Igel-Fans sorgen in eigenen Garten für einen reichlich gedeckten Tisch durch das Anlegen von Wildblumenflächen bzw. artenreichen Wiesen. Hier dürfen Blumen und Gräser noch normal wachsen. Erst sehr spät im Sommer wird gemäht. Dank dieser „Bewirtschaftung“ können sich schnell zahlreiche Insekten ansiedeln. Sie finden hier Nahrung und Unterschlupf. Gut für den Igel im Garten, denn er muss hier garantiert nicht hungern. Er freut sich über fette Regenwürmer im lockeren Boden.
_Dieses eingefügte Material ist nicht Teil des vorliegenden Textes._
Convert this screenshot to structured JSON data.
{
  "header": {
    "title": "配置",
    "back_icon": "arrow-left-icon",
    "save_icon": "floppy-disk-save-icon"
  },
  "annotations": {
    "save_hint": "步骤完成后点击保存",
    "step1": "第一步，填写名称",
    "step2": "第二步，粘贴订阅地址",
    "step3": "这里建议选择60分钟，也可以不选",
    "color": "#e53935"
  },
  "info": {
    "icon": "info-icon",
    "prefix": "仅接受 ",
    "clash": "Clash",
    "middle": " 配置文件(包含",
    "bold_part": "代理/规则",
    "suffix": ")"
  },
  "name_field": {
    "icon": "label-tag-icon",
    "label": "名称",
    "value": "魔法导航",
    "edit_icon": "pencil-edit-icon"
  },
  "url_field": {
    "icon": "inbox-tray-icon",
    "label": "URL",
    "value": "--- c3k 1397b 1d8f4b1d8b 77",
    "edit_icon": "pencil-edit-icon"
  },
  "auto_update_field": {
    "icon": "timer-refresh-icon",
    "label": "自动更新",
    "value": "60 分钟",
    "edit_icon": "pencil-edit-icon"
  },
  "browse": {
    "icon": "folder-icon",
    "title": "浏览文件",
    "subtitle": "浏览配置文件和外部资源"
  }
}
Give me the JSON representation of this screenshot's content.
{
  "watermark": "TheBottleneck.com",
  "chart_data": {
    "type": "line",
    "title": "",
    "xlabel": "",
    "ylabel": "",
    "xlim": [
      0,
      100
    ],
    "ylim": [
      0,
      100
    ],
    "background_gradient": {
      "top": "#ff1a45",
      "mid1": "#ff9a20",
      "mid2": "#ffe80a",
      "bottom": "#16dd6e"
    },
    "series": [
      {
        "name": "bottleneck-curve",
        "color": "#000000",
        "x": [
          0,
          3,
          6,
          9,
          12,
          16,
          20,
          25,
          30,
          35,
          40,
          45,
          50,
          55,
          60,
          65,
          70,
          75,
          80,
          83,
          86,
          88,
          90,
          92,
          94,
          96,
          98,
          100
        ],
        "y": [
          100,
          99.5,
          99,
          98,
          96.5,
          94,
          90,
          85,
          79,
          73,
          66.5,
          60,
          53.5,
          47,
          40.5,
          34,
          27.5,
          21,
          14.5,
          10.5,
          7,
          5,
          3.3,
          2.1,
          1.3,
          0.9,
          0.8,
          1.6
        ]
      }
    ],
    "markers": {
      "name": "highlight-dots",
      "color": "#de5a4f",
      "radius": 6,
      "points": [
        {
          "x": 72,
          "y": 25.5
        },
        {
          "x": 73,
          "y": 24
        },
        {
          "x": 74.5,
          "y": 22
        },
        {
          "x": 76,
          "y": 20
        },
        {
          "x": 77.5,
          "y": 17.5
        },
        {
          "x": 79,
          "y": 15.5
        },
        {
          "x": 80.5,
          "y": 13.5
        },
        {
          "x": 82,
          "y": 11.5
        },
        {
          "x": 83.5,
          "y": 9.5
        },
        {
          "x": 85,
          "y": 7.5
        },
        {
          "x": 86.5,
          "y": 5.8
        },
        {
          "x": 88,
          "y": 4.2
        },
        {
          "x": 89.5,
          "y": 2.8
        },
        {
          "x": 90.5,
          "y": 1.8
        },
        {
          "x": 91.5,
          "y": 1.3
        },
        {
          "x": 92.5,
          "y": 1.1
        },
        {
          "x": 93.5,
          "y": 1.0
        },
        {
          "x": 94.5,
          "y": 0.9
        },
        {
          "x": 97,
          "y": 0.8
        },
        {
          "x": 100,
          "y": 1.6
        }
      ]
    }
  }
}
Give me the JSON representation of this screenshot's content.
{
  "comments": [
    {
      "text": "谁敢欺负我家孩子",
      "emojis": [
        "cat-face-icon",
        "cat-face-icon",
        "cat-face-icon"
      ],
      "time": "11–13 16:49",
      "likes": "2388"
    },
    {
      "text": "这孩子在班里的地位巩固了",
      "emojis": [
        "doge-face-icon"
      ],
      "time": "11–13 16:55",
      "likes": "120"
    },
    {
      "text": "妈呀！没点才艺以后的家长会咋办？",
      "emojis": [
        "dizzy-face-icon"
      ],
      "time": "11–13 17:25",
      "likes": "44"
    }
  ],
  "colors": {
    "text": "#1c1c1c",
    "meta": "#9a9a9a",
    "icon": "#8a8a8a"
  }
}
Wer Igel nur oberflächlich kennt, meint, dass sie eher zu den gemütlichen Gesellen gehören. Ein Trugschluss! Während der nächtlichen Streifzüge können Igel große Strecken zurücklegen. Um den erforderlichen „Aktionsradius“ zu gewährleisten, sollten die Gartenränder deswegen durchlässig gemacht werden. Zäune sollten nicht bodentief sein. Engmaschige Drahtzäune kosteten bereits vielen Igeln das Leben. Auch bei Netzen müssen Gartenbesitzer darauf achten, dass sich Igel nicht darin verheddern können. Nur so wird der Garten für Igel sicher.

 

Igel-Verstecke im Garten erleichtern nächtliche Ausflüge

Gibt es in Ihrem Garten große, offene Flächen, so Raten Experten zu sogenannten „Igel-Trittsteinen“. Dabei handelt es sich um Sträucher oder Haufen aus Laub bzw. Ästen, die die offenen Areale unterbrechen. Für den Igel schaffen sie kurze Wege im Garten. Notfalls kann er so Feinden schneller entkommen. Im Idealfall jedoch wird der Igel dank der Igel-Verstecke gar nicht erst entdeckt.

Mit ganz einfachen Mitteln und etwas Achtsamkeit lässt sich der Garten schnell in ein Igel-Paradies verwandeln. Beherzigen Sie diese Tipps, wird es nicht allzu lange dauern, bis ein stacheliger Geselle bei ihnen gern einzieht. Die genügsamen und interessanten Tiere lassen sich in einem Igel-Garten am besten in den Abendstunden beobachten. Am „Igel-TV“ haben garantiert auch die Kinder ihre helle Freude.